Tribunal Administratif de Lille — Décision N° TA59-2205306

jeudi 28 mars 2024

JuridictionTribunal Administratif de Lille
SectionTribunal Administratif de Lille
N° DossierTA59-2205306
TypeDécision
RecoursExcès de pouvoir
PublicationC
Formation4ème Chambre
Avocat requérantDEWAELE

Texte intégral

Vu la procédure suivante :

Par une requête enregistrée le 12 juillet 2022, M. C A, représenté par Me Dewaele, demande au tribunal :

1°) d'annuler les décisions en date du 12 mai 2022 par lesquelles le préfet du Nord a, d'une part, rejeté sa demande présentée le 29 décembre 2021 tendant à l'abrogation de l'arrêté préfectoral du 22 novembre 2021 lui faisant obligation de quitter le territoire français et, d'autre part, refusé de lui délivrer un titre de séjour portant la mention " vie privée et familiale " ;

2°) d'enjoindre au préfet du Nord de lui délivrer une carte de séjour temporaire portant la mention " vie privée et familiale " ou, à défaut, de procéder à un nouvel examen de sa situation, dans le délai de quinze jours à compter de la notification du jugement à intervenir et sous astreinte de 150 euros par jour de retard ;

3°) de mettre à la charge de l'État la somme de 2 000 euros au titre des articles L. 761-1 du code de justice administrative et 37 de la loi n° 91-647 du 10 juillet 1991, relative à l'aide juridique.

Il soutient que :

- les décisions attaquées sont insuffisamment motivées ;

- elles ont été prises par une autorité incompétente ;

- elles sont entachées d'un défaut d'examen sérieux de sa situation personnelle ;

- elles méconnaissent les dispositions de l'article L. 423-23 du code de l'entrée et du séjour des étrangers et du droit d'asile ;

- elles méconnaissent les stipulations de l'article 8 de la convention européenne de sauvegarde des droits de l'homme et des libertés fondamentales ;

- elles sont entachées d'une erreur manifeste d'appréciation ;

- elles méconnaissent les stipulations du paragraphe 1 de l'article 3 de la convention internationale relative aux droits de l'enfant.

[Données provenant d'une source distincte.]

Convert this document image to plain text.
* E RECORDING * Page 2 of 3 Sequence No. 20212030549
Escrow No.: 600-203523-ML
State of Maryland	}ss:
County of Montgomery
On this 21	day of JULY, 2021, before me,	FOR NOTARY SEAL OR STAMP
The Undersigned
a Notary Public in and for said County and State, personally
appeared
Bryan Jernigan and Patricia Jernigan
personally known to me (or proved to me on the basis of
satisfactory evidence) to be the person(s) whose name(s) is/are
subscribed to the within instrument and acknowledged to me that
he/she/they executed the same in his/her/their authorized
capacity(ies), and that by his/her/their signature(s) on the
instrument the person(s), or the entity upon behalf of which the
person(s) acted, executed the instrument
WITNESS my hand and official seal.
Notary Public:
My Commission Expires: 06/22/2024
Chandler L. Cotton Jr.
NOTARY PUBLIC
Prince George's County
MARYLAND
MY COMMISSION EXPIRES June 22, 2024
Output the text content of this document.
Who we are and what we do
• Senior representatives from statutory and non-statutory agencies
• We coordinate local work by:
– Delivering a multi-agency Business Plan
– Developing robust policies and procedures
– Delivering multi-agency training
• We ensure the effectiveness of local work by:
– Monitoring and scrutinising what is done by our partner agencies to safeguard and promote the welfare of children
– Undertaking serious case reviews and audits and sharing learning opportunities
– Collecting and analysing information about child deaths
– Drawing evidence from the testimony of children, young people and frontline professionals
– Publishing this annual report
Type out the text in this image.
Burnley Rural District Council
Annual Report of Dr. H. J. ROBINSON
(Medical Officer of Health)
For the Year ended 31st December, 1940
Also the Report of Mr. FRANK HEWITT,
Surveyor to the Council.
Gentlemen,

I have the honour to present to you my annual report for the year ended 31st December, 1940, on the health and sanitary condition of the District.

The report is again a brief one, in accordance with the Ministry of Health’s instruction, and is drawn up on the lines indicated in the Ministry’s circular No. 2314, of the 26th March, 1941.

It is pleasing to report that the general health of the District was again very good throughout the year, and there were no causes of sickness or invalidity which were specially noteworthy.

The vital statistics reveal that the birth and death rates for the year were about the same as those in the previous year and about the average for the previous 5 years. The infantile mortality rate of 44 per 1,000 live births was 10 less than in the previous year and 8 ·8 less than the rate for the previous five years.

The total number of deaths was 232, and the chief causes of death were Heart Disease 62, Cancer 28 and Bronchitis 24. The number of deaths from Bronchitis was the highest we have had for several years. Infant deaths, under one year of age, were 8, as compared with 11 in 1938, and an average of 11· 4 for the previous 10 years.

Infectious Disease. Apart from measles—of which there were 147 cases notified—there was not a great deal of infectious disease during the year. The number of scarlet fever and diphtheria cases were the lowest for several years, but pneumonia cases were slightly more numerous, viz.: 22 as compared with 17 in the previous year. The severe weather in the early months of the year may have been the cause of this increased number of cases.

La requête a été communiquée au préfet du Nord, qui n'a pas produit de mémoire en défense.

Par une ordonnance du 13 juillet 2022, la clôture de l'instruction a été fixée au 13 septembre 2022.

M. A a été admis au bénéfice de l'aide juridictionnelle totale par une décision du bureau d'aide juridictionnelle près le Tribunal judiciaire de Lille du 29 août 2022.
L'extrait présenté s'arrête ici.